Thursday, March 20, 2008
Most African Americans saw this Barack Obama moment coming. They may never have lived in Chicago or heard of Jeremiah Wright before late February. They might not even have been all that excited by Obama as a candidate, but they'll tell you that they knew his candidacy was vulnerable from the start, fated to be sacrificed on the altar of America's racial history—and its contemporary manifestations. Such paranoia pervades American politics, a paranoia that isn’t just coming from Black America.
Right-leaning pundits’ responses to Obama and Wright’s relationship also put white racial suspicions and paranoia on full display. In fact, white Americans are just as paranoid about race as Blacks, only the details change. If Black people fear the utter inevitability of white racism rearing its ugly head (maybe not today, maybe not tomorrow, but at some point), whites tread lightly around questions of race, because they are afraid of eventually being labeled a ‘racist’. And Jeremiah Wright’s comments, they claim, just makes it all the more impossible for them to talk openly about any of this stuff—at least not with Black people, the ones defending Obama in the press or responding to Wright’s sermon with a chorus of Amens. Cynicism meets cynicism. Paranoia trumps paranoia. Check and mate.
Both sides are probably right. And that’s the real heart of the racial ‘stalemate’ that Obama invoked in his historic speech. But how should we respond to that fact, especially if we want to move the country forward in healthy and productive ways?
One thing that probably doesn’t work (even though it is usually the option of choice for most of us) is simply trying to prove to the other side that they are less profoundly right—or just plain wrong. Everyone is so dug-in and defensive that few people will really change sides—no matter how reasoned or heart-felt the other’s argument might be.

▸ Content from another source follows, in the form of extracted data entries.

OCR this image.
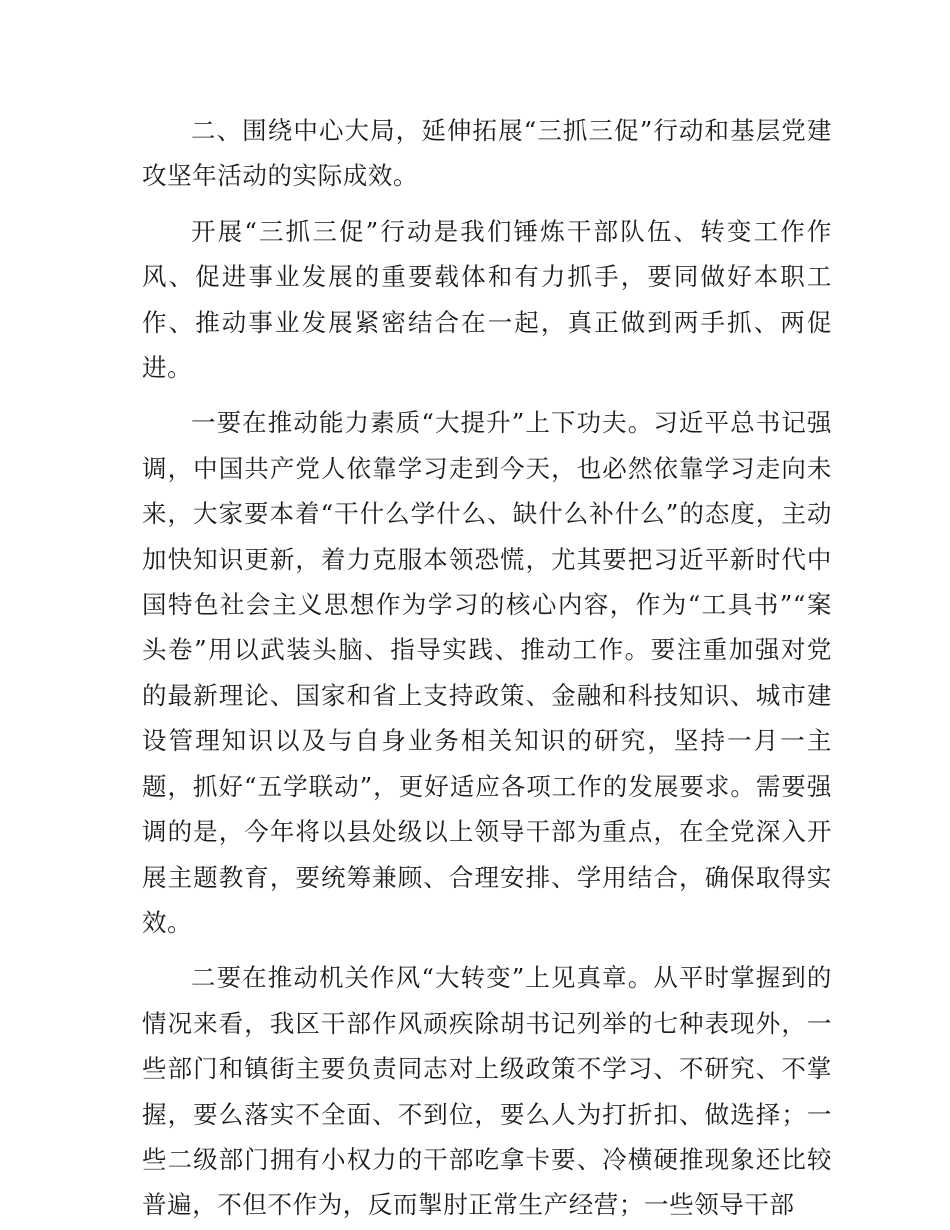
二、围绕中心大局，延伸拓展“三抓三促”行动和基层党建攻坚年活动的实际成效。

开展“三抓三促”行动是我们锤炼干部队伍、转变工作作风、促进事业发展的重要载体和有力抓手，要同做好本职工作、推动事业发展紧密结合在一起，真正做到两手抓、两促进。

一要在推动能力素质“大提升”上下功夫。习近平总书记强调，中国共产党人依靠学习走到今天，也必然依靠学习走向未来，大家要本着“干什么学什么、缺什么补什么”的态度，主动加快知识更新，着力克服本领恐慌，尤其要把习近平新时代中国特色社会主义思想作为学习的核心内容，作为“工具书”“案头卷”用以武装头脑、指导实践、推动工作。要注重加强对党的最新理论、国家和省上支持政策、金融和科技知识、城市建设管理知识以及与自身业务相关知识的研究，坚持一月一主题，抓好“五学联动”，更好适应各项工作的发展要求。需要强调的是，今年将以县处级以上领导干部为重点，在全党深入开展主题教育，要统筹兼顾、合理安排、学用结合，确保取得实效。

二要在推动机关作风“大转变”上见真章。从平时掌握到的情况来看，我区干部作风顽疾除胡书记列举的七种表现外，一些部门和镇街主要负责同志对上级政策不学习、不研究、不掌握，要么落实不全面、不到位，要么人为打折扣、做选择；一些二级部门拥有小权力的干部吃拿卡要、冷横硬推现象还比较普遍，不但不作为，反而掣肘正常生产经营；一些领导干部
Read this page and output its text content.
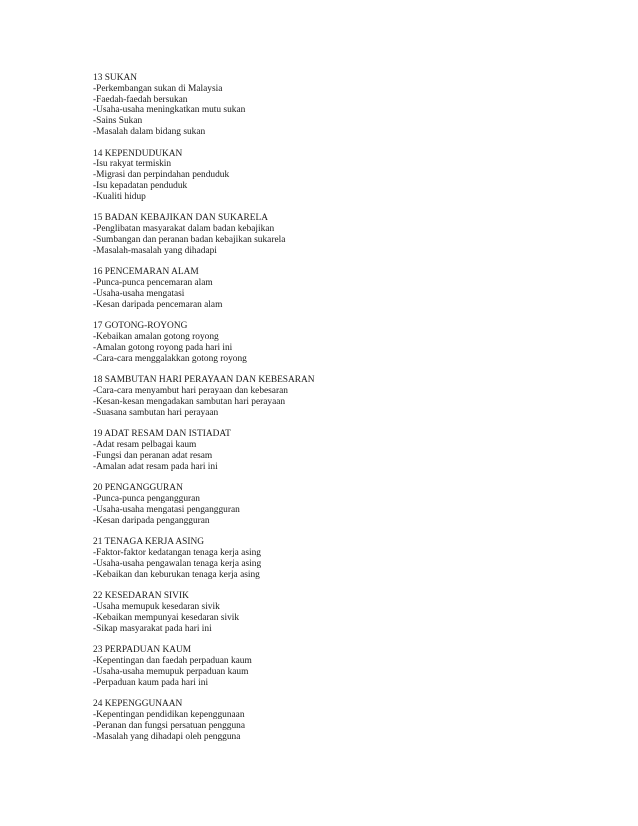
13 SUKAN
-Perkembangan sukan di Malaysia
-Faedah-faedah bersukan
-Usaha-usaha meningkatkan mutu sukan
-Sains Sukan
-Masalah dalam bidang sukan
14 KEPENDUDUKAN
-Isu rakyat termiskin
-Migrasi dan perpindahan penduduk
-Isu kepadatan penduduk
-Kualiti hidup
15 BADAN KEBAJIKAN DAN SUKARELA
-Penglibatan masyarakat dalam badan kebajikan
-Sumbangan dan peranan badan kebajikan sukarela
-Masalah-masalah yang dihadapi
16 PENCEMARAN ALAM
-Punca-punca pencemaran alam
-Usaha-usaha mengatasi
-Kesan daripada pencemaran alam
17 GOTONG-ROYONG
-Kebaikan amalan gotong royong
-Amalan gotong royong pada hari ini
-Cara-cara menggalakkan gotong royong
18 SAMBUTAN HARI PERAYAAN DAN KEBESARAN
-Cara-cara menyambut hari perayaan dan kebesaran
-Kesan-kesan mengadakan sambutan hari perayaan
-Suasana sambutan hari perayaan
19 ADAT RESAM DAN ISTIADAT
-Adat resam pelbagai kaum
-Fungsi dan peranan adat resam
-Amalan adat resam pada hari ini
20 PENGANGGURAN
-Punca-punca pengangguran
-Usaha-usaha mengatasi pengangguran
-Kesan daripada pengangguran
21 TENAGA KERJA ASING
-Faktor-faktor kedatangan tenaga kerja asing
-Usaha-usaha pengawalan tenaga kerja asing
-Kebaikan dan keburukan tenaga kerja asing
22 KESEDARAN SIVIK
-Usaha memupuk kesedaran sivik
-Kebaikan mempunyai kesedaran sivik
-Sikap masyarakat pada hari ini
23 PERPADUAN KAUM
-Kepentingan dan faedah perpaduan kaum
-Usaha-usaha memupuk perpaduan kaum
-Perpaduan kaum pada hari ini
24 KEPENGGUNAAN
-Kepentingan pendidikan kepenggunaan
-Peranan dan fungsi persatuan pengguna
-Masalah yang dihadapi oleh pengguna
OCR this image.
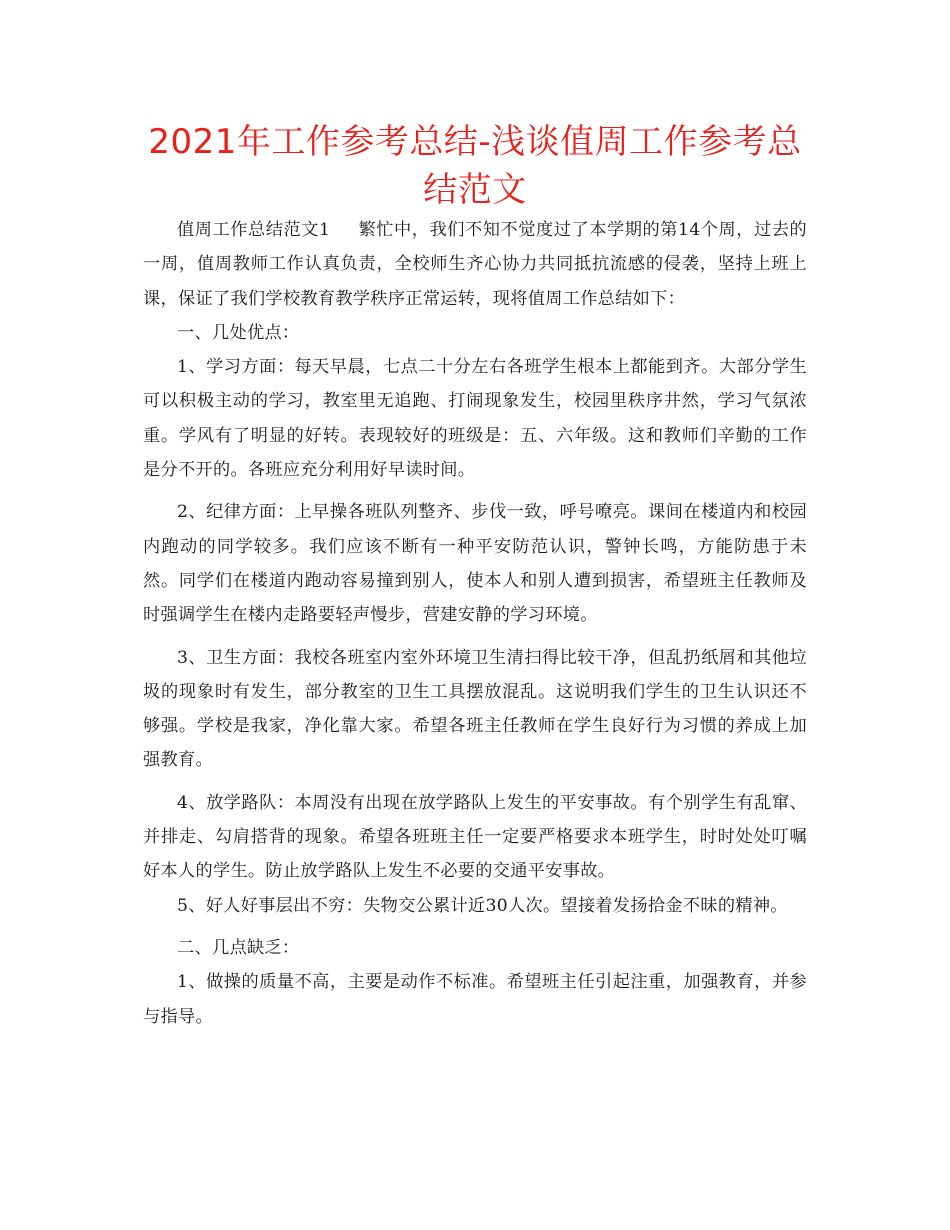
2021年工作参考总结-浅谈值周工作参考总结范文

值周工作总结范文1 繁忙中，我们不知不觉度过了本学期的第14个周，过去的一周，值周教师工作认真负责，全校师生齐心协力共同抵抗流感的侵袭，坚持上班上课，保证了我们学校教育教学秩序正常运转，现将值周工作总结如下：

一、几处优点：

1、学习方面：每天早晨，七点二十分左右各班学生根本上都能到齐。大部分学生可以积极主动的学习，教室里无追跑、打闹现象发生，校园里秩序井然，学习气氛浓重。学风有了明显的好转。表现较好的班级是：五、六年级。这和教师们辛勤的工作是分不开的。各班应充分利用好早读时间。

2、纪律方面：上早操各班队列整齐、步伐一致，呼号嘹亮。课间在楼道内和校园内跑动的同学较多。我们应该不断有一种平安防范认识，警钟长鸣，方能防患于未然。同学们在楼道内跑动容易撞到别人，使本人和别人遭到损害，希望班主任教师及时强调学生在楼内走路要轻声慢步，营建安静的学习环境。

3、卫生方面：我校各班室内室外环境卫生清扫得比较干净，但乱扔纸屑和其他垃圾的现象时有发生，部分教室的卫生工具摆放混乱。这说明我们学生的卫生认识还不够强。学校是我家，净化靠大家。希望各班主任教师在学生良好行为习惯的养成上加强教育。

4、放学路队：本周没有出现在放学路队上发生的平安事故。有个别学生有乱窜、并排走、勾肩搭背的现象。希望各班班主任一定要严格要求本班学生，时时处处叮嘱好本人的学生。防止放学路队上发生不必要的交通平安事故。

5、好人好事层出不穷：失物交公累计近30人次。望接着发扬拾金不昧的精神。

二、几点缺乏：

1、做操的质量不高，主要是动作不标准。希望班主任引起注重，加强教育，并参与指导。
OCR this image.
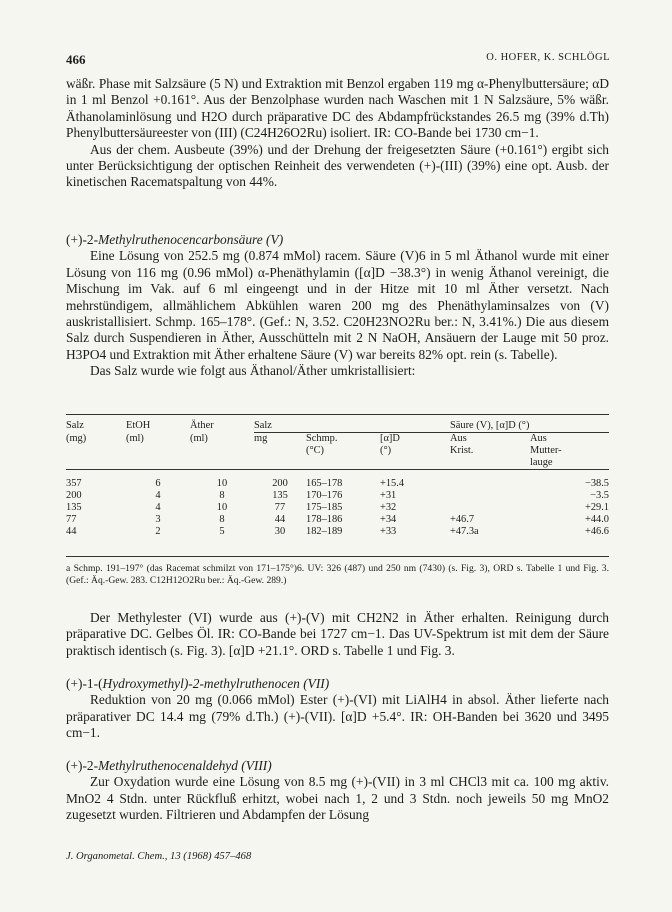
466	O. HOFER, K. SCHLÖGL

wäßr. Phase mit Salzsäure (5 N) und Extraktion mit Benzol ergaben 119 mg α-Phenylbuttersäure; αD in 1 ml Benzol +0.161°. Aus der Benzolphase wurden nach Waschen mit 1 N Salzsäure, 5% wäßr. Äthanolaminlösung und H2O durch präparative DC des Abdampfrückstandes 26.5 mg (39% d.Th) Phenylbuttersäureester von (III) (C24H26O2Ru) isoliert. IR: CO-Bande bei 1730 cm−1.

Aus der chem. Ausbeute (39%) und der Drehung der freigesetzten Säure (+0.161°) ergibt sich unter Berücksichtigung der optischen Reinheit des verwendeten (+)-(III) (39%) eine opt. Ausb. der kinetischen Racematspaltung von 44%.

(+)-2-Methylruthenocencarbonsäure (V)

Eine Lösung von 252.5 mg (0.874 mMol) racem. Säure (V)6 in 5 ml Äthanol wurde mit einer Lösung von 116 mg (0.96 mMol) α-Phenäthylamin ([α]D −38.3°) in wenig Äthanol vereinigt, die Mischung im Vak. auf 6 ml eingeengt und in der Hitze mit 10 ml Äther versetzt. Nach mehrstündigem, allmählichem Abkühlen waren 200 mg des Phenäthylaminsalzes von (V) auskristallisiert. Schmp. 165–178°. (Gef.: N, 3.52. C20H23NO2Ru ber.: N, 3.41%.) Die aus diesem Salz durch Suspendieren in Äther, Ausschütteln mit 2 N NaOH, Ansäuern der Lauge mit 50 proz. H3PO4 und Extraktion mit Äther erhaltene Säure (V) war bereits 82% opt. rein (s. Tabelle).

Das Salz wurde wie folgt aus Äthanol/Äther umkristallisiert:

Salz	EtOH	Äther	Salz			Säure (V), [α]D (°)	
(mg)	(ml)	(ml)	mg	Schmp.	[α]D	Aus	Aus
				(°C)	(°)	Krist.	Mutter-
							lauge

357	6	10	200	165–178	+15.4		−38.5
200	4	8	135	170–176	+31		−3.5
135	4	10	77	175–185	+32		+29.1
77	3	8	44	178–186	+34	+46.7	+44.0
44	2	5	30	182–189	+33	+47.3a	+46.6
a Schmp. 191–197° (das Racemat schmilzt von 171–175°)6. UV: 326 (487) und 250 nm (7430) (s. Fig. 3), ORD s. Tabelle 1 und Fig. 3. (Gef.: Äq.-Gew. 283. C12H12O2Ru ber.: Äq.-Gew. 289.)

Der Methylester (VI) wurde aus (+)-(V) mit CH2N2 in Äther erhalten. Reinigung durch präparative DC. Gelbes Öl. IR: CO-Bande bei 1727 cm−1. Das UV-Spektrum ist mit dem der Säure praktisch identisch (s. Fig. 3). [α]D +21.1°. ORD s. Tabelle 1 und Fig. 3.

(+)-1-(Hydroxymethyl)-2-methylruthenocen (VII)

Reduktion von 20 mg (0.066 mMol) Ester (+)-(VI) mit LiAlH4 in absol. Äther lieferte nach präparativer DC 14.4 mg (79% d.Th.) (+)-(VII). [α]D +5.4°. IR: OH-Banden bei 3620 und 3495 cm−1.

(+)-2-Methylruthenocenaldehyd (VIII)

Zur Oxydation wurde eine Lösung von 8.5 mg (+)-(VII) in 3 ml CHCl3 mit ca. 100 mg aktiv. MnO2 4 Stdn. unter Rückfluß erhitzt, wobei nach 1, 2 und 3 Stdn. noch jeweils 50 mg MnO2 zugesetzt wurden. Filtrieren und Abdampfen der Lösung

J. Organometal. Chem., 13 (1968) 457–468
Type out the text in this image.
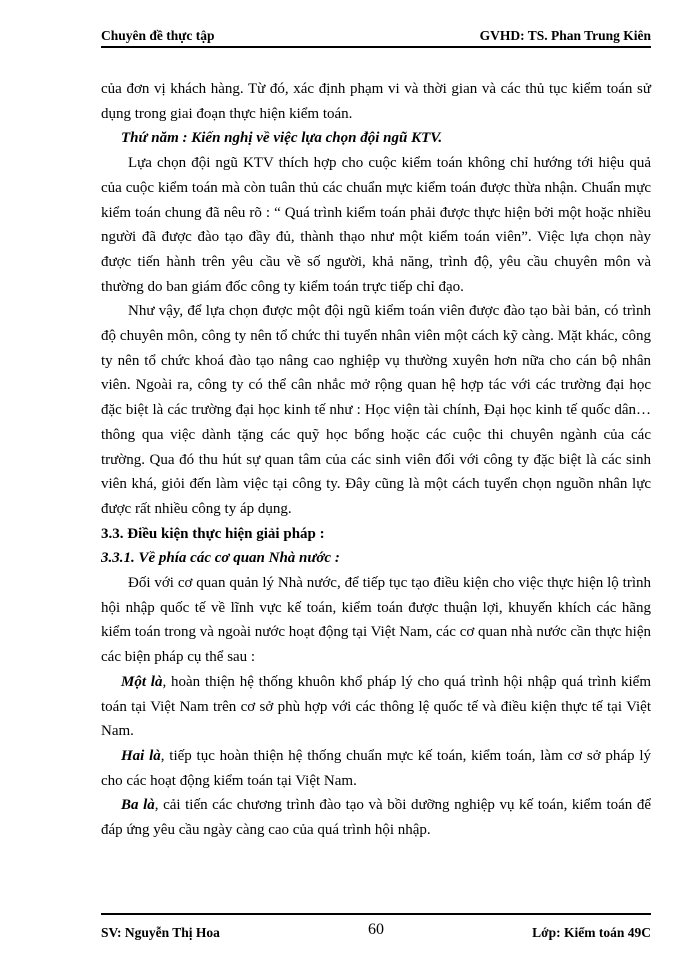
Chuyên đề thực tập	GVHD: TS. Phan Trung Kiên

của đơn vị khách hàng. Từ đó, xác định phạm vi và thời gian và các thủ tục kiểm toán sử dụng trong giai đoạn thực hiện kiểm toán.

Thứ năm : Kiến nghị về việc lựa chọn đội ngũ KTV.

Lựa chọn đội ngũ KTV thích hợp cho cuộc kiểm toán không chỉ hướng tới hiệu quả của cuộc kiểm toán mà còn tuân thủ các chuẩn mực kiểm toán được thừa nhận. Chuẩn mực kiểm toán chung đã nêu rõ : “ Quá trình kiểm toán phải được thực hiện bởi một hoặc nhiều người đã được đào tạo đầy đủ, thành thạo như một kiểm toán viên”. Việc lựa chọn này được tiến hành trên yêu cầu về số người, khả năng, trình độ, yêu cầu chuyên môn và thường do ban giám đốc công ty kiểm toán trực tiếp chỉ đạo.

Như vậy, để lựa chọn được một đội ngũ kiểm toán viên được đào tạo bài bản, có trình độ chuyên môn, công ty nên tổ chức thi tuyển nhân viên một cách kỹ càng. Mặt khác, công ty nên tổ chức khoá đào tạo nâng cao nghiệp vụ thường xuyên hơn nữa cho cán bộ nhân viên. Ngoài ra, công ty có thể cân nhắc mở rộng quan hệ hợp tác với các trường đại học đặc biệt là các trường đại học kinh tế như : Học viện tài chính, Đại học kinh tế quốc dân… thông qua việc dành tặng các quỹ học bổng hoặc các cuộc thi chuyên ngành của các trường. Qua đó thu hút sự quan tâm của các sinh viên đối với công ty đặc biệt là các sinh viên khá, giỏi đến làm việc tại công ty. Đây cũng là một cách tuyển chọn nguồn nhân lực được rất nhiều công ty áp dụng.

3.3. Điều kiện thực hiện giải pháp :

3.3.1. Về phía các cơ quan Nhà nước :

Đối với cơ quan quản lý Nhà nước, để tiếp tục tạo điều kiện cho việc thực hiện lộ trình hội nhập quốc tế về lĩnh vực kế toán, kiểm toán được thuận lợi, khuyến khích các hãng kiểm toán trong và ngoài nước hoạt động tại Việt Nam, các cơ quan nhà nước cần thực hiện các biện pháp cụ thể sau :

Một là, hoàn thiện hệ thống khuôn khổ pháp lý cho quá trình hội nhập quá trình kiểm toán tại Việt Nam trên cơ sở phù hợp với các thông lệ quốc tế và điều kiện thực tế tại Việt Nam.

Hai là, tiếp tục hoàn thiện hệ thống chuẩn mực kế toán, kiểm toán, làm cơ sở pháp lý cho các hoạt động kiểm toán tại Việt Nam.

Ba là, cải tiến các chương trình đào tạo và bồi dưỡng nghiệp vụ kế toán, kiểm toán để đáp ứng yêu cầu ngày càng cao của quá trình hội nhập.

SV: Nguyễn Thị Hoa	60	Lớp: Kiểm toán 49C
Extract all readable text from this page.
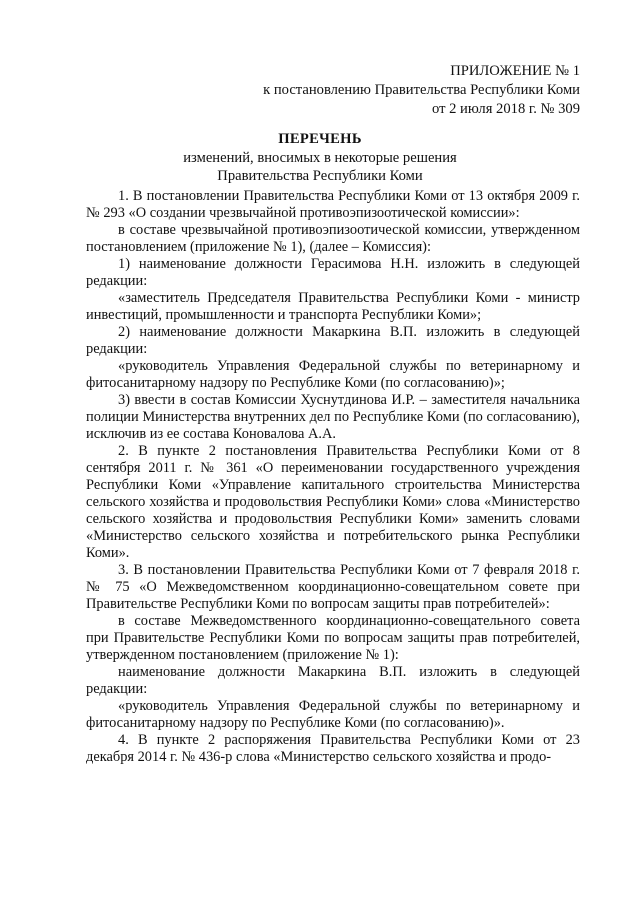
ПРИЛОЖЕНИЕ № 1
к постановлению Правительства Республики Коми
от 2 июля 2018 г. № 309
ПЕРЕЧЕНЬ
изменений, вносимых в некоторые решения
Правительства Республики Коми

1. В постановлении Правительства Республики Коми от 13 октября 2009 г. № 293 «О создании чрезвычайной противоэпизоотической комиссии»:

в составе чрезвычайной противоэпизоотической комиссии, утвержденном постановлением (приложение № 1), (далее – Комиссия):

1) наименование должности Герасимова Н.Н. изложить в следующей редакции:

«заместитель Председателя Правительства Республики Коми - министр инвестиций, промышленности и транспорта Республики Коми»;

2) наименование должности Макаркина В.П. изложить в следующей редакции:

«руководитель Управления Федеральной службы по ветеринарному и фитосанитарному надзору по Республике Коми (по согласованию)»;

3) ввести в состав Комиссии Хуснутдинова И.Р. – заместителя начальника полиции Министерства внутренних дел по Республике Коми (по согласованию), исключив из ее состава Коновалова А.А.

2. В пункте 2 постановления Правительства Республики Коми от 8 сентября 2011 г. № 361 «О переименовании государственного учреждения Республики Коми «Управление капитального строительства Министерства сельского хозяйства и продовольствия Республики Коми» слова «Министерство сельского хозяйства и продовольствия Республики Коми» заменить словами «Министерство сельского хозяйства и потребительского рынка Республики Коми».

3. В постановлении Правительства Республики Коми от 7 февраля 2018 г. № 75 «О Межведомственном координационно-совещательном совете при Правительстве Республики Коми по вопросам защиты прав потребителей»:

в составе Межведомственного координационно-совещательного совета при Правительстве Республики Коми по вопросам защиты прав потребителей, утвержденном постановлением (приложение № 1):

наименование должности Макаркина В.П. изложить в следующей редакции:

«руководитель Управления Федеральной службы по ветеринарному и фитосанитарному надзору по Республике Коми (по согласованию)».

4. В пункте 2 распоряжения Правительства Республики Коми от 23 декабря 2014 г. № 436-р слова «Министерство сельского хозяйства и продо-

The only chance we have to resolve this impasse starts with an interrogation of our personal commitments, taking the time to forge personal relationships with people who reside on the other side of America’s racial tracks. That is what allows Tiger Woods to dismiss Golf Channel TV anchor Kelly Tilghman’s lynching comments about him. It explains Black comedian Paul Mooney’s ability to shrug off Michael Richards’ racist diatribe. They have personal relationship with these people, substantive inter-racial contact that mitigates the mutual estrangement and social distance that heightens our racial fears. Of course, such relationships shouldn’t just be one-way streets. They can’t only be about Blacks letting whites off the hook for insensitive jokes. But people can better work through those moments when they have built social connections that are solid and real.
Many Americans live the most intimate parts of their everyday lives—at home with family, relaxing alongside close friends, and attending their houses of worship—in racially segregated worlds. We are polite in mixed company, but we don’t necessarily build robust relationships across racial lines. And that too, I’d argue, is about a kind of racial paranoia, fear of what might happen–to us and them—if we tried, if our commitment to colleagues and acquaintances of different racial, ethnic and religious backgrounds went beyond just a nervous smile and a purposefully innocuous conversation about the NBA season, if it entailed more than just a passing discussion on a street corner somewhere about the new department store that opened up downtown.
Of course, we might get rebuffed. Or we might do something initially that seems to miss its mark. Probably. But if we push through those initial missteps, if we are committed to fixing our collective racial problem by opening up our most precious social networks, we’ll keep going forward. If we do, we’ll find that people who really know us, who really care about us, who think of us as more than a just a recognizable face on the way to the bank or the employee cafeteria, are usually more than willing to forgive an unintended faux pas. The key, however, is to cultivate real bonds across social difference—strong ties, not weak ones.
This isn’t a smoking gun for all of America’s social problems, but it is one important first step. And it could move the dialogue beyond accusation and counter-accusation, toward real intimate conversations that have long-lasting impact—personally and politically. If nothing else, we’ll be able to take America’s collective racial paranoia and knock it down a peg or two.